Outline of Testimony by John A. Charles, Jr. Regarding HB 2201
- Tobacco taxes present a moral hazard. By using this as a finance measure, legislators are clearly stating that they want Oregonians to buy as many cigarettes as possible.
- Smokers are disproportionately poor and less-educated, compared with the general population. They are the least able to defend themselves from the predations of a punitive majority.
- A drastic rise in the excise tax will encourage Prohibition-style tax evasion, smuggling, and violence.
- The only policy rationale for a tobacco tax is to reimburse the state or private parties for uncompensated health care costs associated with smoking. A mere 25 cent per/pack tax would do that.
- If subsidizing health care is worth doing, it’s worth doing through a progressive income tax. Alternatively, MSA funds should be re-directed.

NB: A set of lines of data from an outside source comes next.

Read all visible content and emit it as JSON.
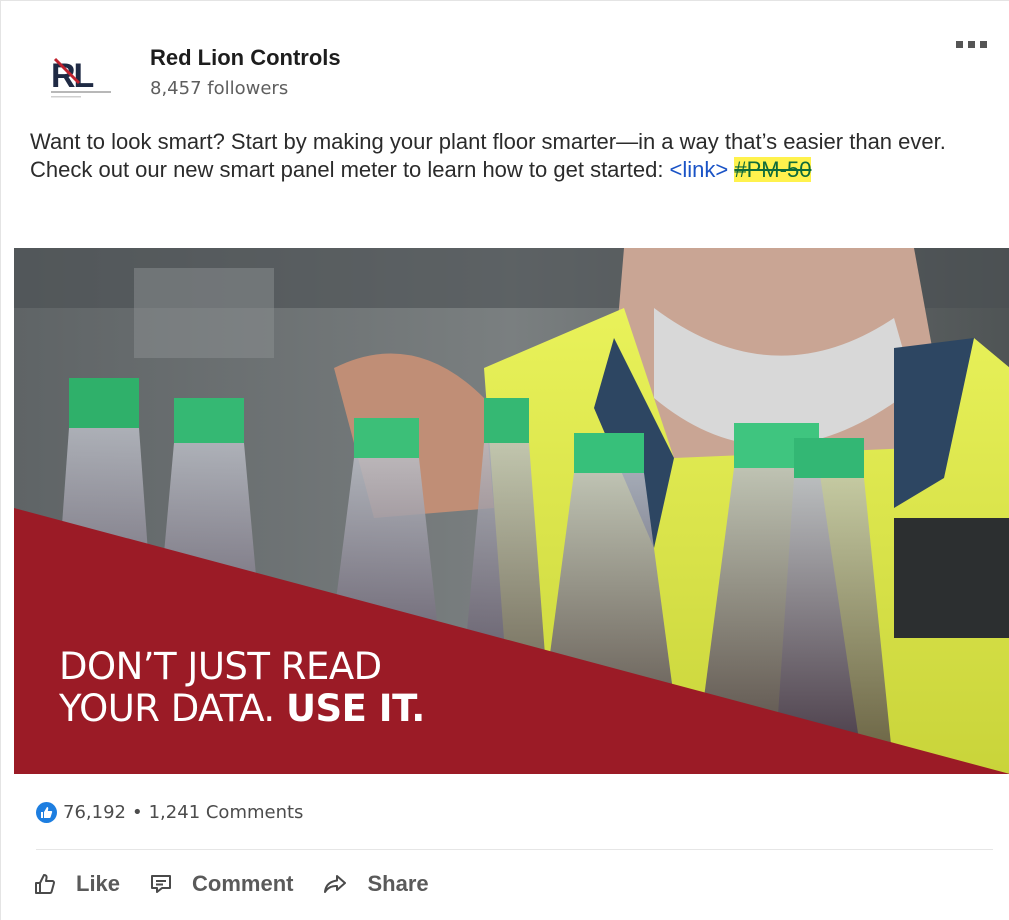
{
  "company": {
    "name": "Red Lion Controls",
    "followers": "8,457 followers",
    "logo_text": "RL"
  },
  "post": {
    "text": "Want to look smart? Start by making your plant floor smarter—in a way that’s easier than ever. Check out our new smart panel meter to learn how to get started: ",
    "link": "<link>",
    "hashtag": "#PM-50"
  },
  "hero": {
    "headline_line1": "DON’T JUST READ",
    "headline_line2_regular": "YOUR DATA. ",
    "headline_line2_bold": "USE IT.",
    "accent_color": "#9b1b26"
  },
  "stats": {
    "likes": "76,192",
    "separator": "•",
    "comments": "1,241 Comments"
  },
  "actions": {
    "like": "Like",
    "comment": "Comment",
    "share": "Share"
  },
  "icons": [
    "thumbs-up-icon",
    "comment-icon",
    "share-icon",
    "more-icon"
  ]
}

|Oregon’s MSA Tobacco Payment Allocations
Fiscal Years 2002-2005
|Program areas||FY 2002||FY 2003||FY 2004||FY 2005|
|Debt Service on Securitized funds||$0||$0||$7,603,713||$43,860,304|
|Education and Oregon Health Plan||$133,449,338||$95,530,949||$14,608,216||$27,600,000|
|Capital Projects At OHSU||$0||$2,500,000||$109,565,000||$0|
In contrast, Pennsylvania received roughly $366 million in 2006 in MSA funds, and all of it was spent on health research, uncompensated care, medical assistance for workers with disabilities, and tobacco control programs.